La butte rouge
Sur c'te butte là, y avait pas d'gigolette,
Pas de marlous, ni de beaux muscalins.
Ah, c'était loin du moulin d'la galette,
Et de Paname, qu'est le roi des pat'lins.
C'qu'elle en a bu, du beau sang, cette terre,
Sang d'ouvrier et sang de paysan,
Car les bandits, qui sont cause des guerres,
N'en meurent jamais, on n'tue qu'les innocents.
La Butte Rouge, c'est son nom , l'baptème s'fit un matin
Où tous ceux qui grimpèrent, roulèrent dans le ravin
Aujourd'hui y a des vignes, il y pousse du raisin
Qui boira d'ce vin là, boira l'sang des copains
La butte rouge
Sur c'te butte là, on n'y f'sait pas la noce,
Comme à Montmartre, où l'champagne coule à flôts.
Mais les pauv' gars qu'avaient laissé des gosses,
I f'saient entendre de pénibles sanglots.
C'qu'elle en a bu, des larmes, cette terre,
Larmes d'ouvrier et larmes de paysan,
Car les bandits, qui sont cause des guerres,
Ne pleurent jamais, car ce sont des tyrans.
La Butte Rouge, c'est son nom , l'baptème s'fit un matin
Où tous ceux qui grimpèrent, roulèrent dans le ravin
Aujourd'hui y a des vignes, il y pousse du raisin
Qui boit de ce vin là, boira les larmes des copains
Sur c'te butte là, on y r'fait des vendanges,
On y entend des cris et des chansons.
Filles et gars, doucement, y échangent,
Des mots d'amour, qui donnent le frisson.
Peuvent-ils songer dans leurs folles étreintes,
Qu'à cet endroit où s'échangent leurs baisers,
J'ai entendu, la nuit, monter des plaintes,
Et j'y ai vu des gars au crâne brisé.
La Butte Rouge, c'est son nom , l'baptème s'fit un matin
Où tous ceux qui grimpèrent, roulèrent dans le ravin
Aujourd'hui y a des vignes, il y pousse du raisin
Mais moi j'y vois des croix, portant l'nom des copains.
La colina roja
En esta colina, no había mujeres fáciles,
Ni chulos, ni guapos musculosos.
Ah, estaba lejos del molino de la galleta,
Y de París, que es el rey de los tramposos.
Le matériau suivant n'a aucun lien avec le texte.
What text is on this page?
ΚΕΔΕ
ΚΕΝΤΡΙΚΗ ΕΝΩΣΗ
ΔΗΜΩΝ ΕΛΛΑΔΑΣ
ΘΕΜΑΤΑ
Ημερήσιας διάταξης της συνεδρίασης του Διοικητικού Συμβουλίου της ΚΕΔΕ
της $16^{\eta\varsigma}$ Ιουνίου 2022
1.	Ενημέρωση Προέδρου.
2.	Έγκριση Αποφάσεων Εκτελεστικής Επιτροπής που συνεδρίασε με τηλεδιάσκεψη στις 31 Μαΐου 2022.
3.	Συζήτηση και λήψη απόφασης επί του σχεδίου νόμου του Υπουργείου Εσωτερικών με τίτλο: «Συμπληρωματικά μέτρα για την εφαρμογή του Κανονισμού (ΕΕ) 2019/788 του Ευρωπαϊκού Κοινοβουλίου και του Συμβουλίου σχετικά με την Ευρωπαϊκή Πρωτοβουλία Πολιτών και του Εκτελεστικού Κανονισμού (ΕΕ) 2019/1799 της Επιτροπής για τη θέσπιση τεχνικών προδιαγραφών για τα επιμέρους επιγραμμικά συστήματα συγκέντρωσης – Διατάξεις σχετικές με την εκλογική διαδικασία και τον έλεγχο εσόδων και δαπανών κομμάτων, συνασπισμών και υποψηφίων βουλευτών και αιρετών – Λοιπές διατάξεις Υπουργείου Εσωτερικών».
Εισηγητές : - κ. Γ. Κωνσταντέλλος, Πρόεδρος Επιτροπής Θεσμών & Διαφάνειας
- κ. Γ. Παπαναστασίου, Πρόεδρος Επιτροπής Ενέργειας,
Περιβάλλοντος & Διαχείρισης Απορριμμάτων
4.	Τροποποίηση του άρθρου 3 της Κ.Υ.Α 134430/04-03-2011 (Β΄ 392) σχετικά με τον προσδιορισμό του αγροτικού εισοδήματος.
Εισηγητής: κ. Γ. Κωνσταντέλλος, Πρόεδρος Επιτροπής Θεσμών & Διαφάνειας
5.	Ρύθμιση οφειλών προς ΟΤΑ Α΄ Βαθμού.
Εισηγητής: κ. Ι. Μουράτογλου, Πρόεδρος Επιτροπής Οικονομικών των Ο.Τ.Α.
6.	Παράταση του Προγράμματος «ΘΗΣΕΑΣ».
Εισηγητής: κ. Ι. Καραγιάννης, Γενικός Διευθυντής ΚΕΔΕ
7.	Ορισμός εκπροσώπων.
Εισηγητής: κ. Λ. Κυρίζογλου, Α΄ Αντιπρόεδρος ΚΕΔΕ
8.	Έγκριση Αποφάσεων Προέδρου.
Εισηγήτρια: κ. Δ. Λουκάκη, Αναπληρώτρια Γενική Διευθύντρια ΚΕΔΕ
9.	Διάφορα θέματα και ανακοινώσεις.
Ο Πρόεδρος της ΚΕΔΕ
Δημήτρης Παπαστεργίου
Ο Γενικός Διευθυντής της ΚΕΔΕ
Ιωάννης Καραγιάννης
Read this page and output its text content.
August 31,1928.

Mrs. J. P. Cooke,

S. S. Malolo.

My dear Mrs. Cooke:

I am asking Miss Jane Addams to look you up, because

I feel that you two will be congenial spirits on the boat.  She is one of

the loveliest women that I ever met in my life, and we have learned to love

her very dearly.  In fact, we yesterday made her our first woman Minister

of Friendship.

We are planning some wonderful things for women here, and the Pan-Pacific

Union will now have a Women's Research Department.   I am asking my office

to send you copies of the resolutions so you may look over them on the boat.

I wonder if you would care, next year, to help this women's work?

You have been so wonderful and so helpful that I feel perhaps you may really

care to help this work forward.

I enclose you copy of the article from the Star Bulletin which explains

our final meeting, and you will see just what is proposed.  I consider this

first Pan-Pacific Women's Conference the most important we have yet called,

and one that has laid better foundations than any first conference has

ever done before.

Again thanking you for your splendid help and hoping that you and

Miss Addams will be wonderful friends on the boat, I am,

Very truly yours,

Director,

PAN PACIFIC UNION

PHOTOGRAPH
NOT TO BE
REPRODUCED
Lo que esta tierra ha bebido, de sangre hermosa,
Sangre de obrero y sangre de campesino,
Porque los bandidos, que son la causa de las guerras,
Nunca mueren, solo matan a los inocentes.
La Colina Roja, ese es su nombre, el bautismo se hizo una mañana
Donde todos los que treparon, rodaron por el barranco
Hoy hay viñedos, allí crece la uva
Quien beba este vino, beberá la sangre de los camaradas
La colina roja
En esta colina, no se celebraban bodas,
Como en Montmartre, donde el champán fluye a raudales.
Pero los pobres tipos que habían dejado hijos,
Dejaban oír penosos sollozos.
Lo que esta tierra ha bebido, de lágrimas hermosas,
Lágrimas de obrero y lágrimas de campesino,
Porque los bandidos, que son la causa de las guerras,
Nunca lloran, porque son tiranos.
La Colina Roja, ese es su nombre, el bautismo se hizo una mañana
Donde todos los que treparon, rodaron por el barranco
Hoy hay viñedos, allí crece la uva
Quien beba este vino, beberá las lágrimas de los camaradas
En esta colina, se hacen vendimias,
Se escuchan gritos y canciones.
Chicas y chicos, suavemente, intercambian,
Palabras de amor, que dan escalofríos.
¿Pueden pensar en sus locos abrazos,
Que en este lugar donde intercambian sus besos,
He escuchado, en la noche, lamentos subir,
Y he visto chicos con el cráneo destrozado.
La Colina Roja, ese es su nombre, el bautismo se hizo una mañana
Donde todos los que treparon, rodaron por el barranco
Hoy hay viñedos, allí crece la uva
Pero yo veo cruces, llevando el nombre de los camaradas.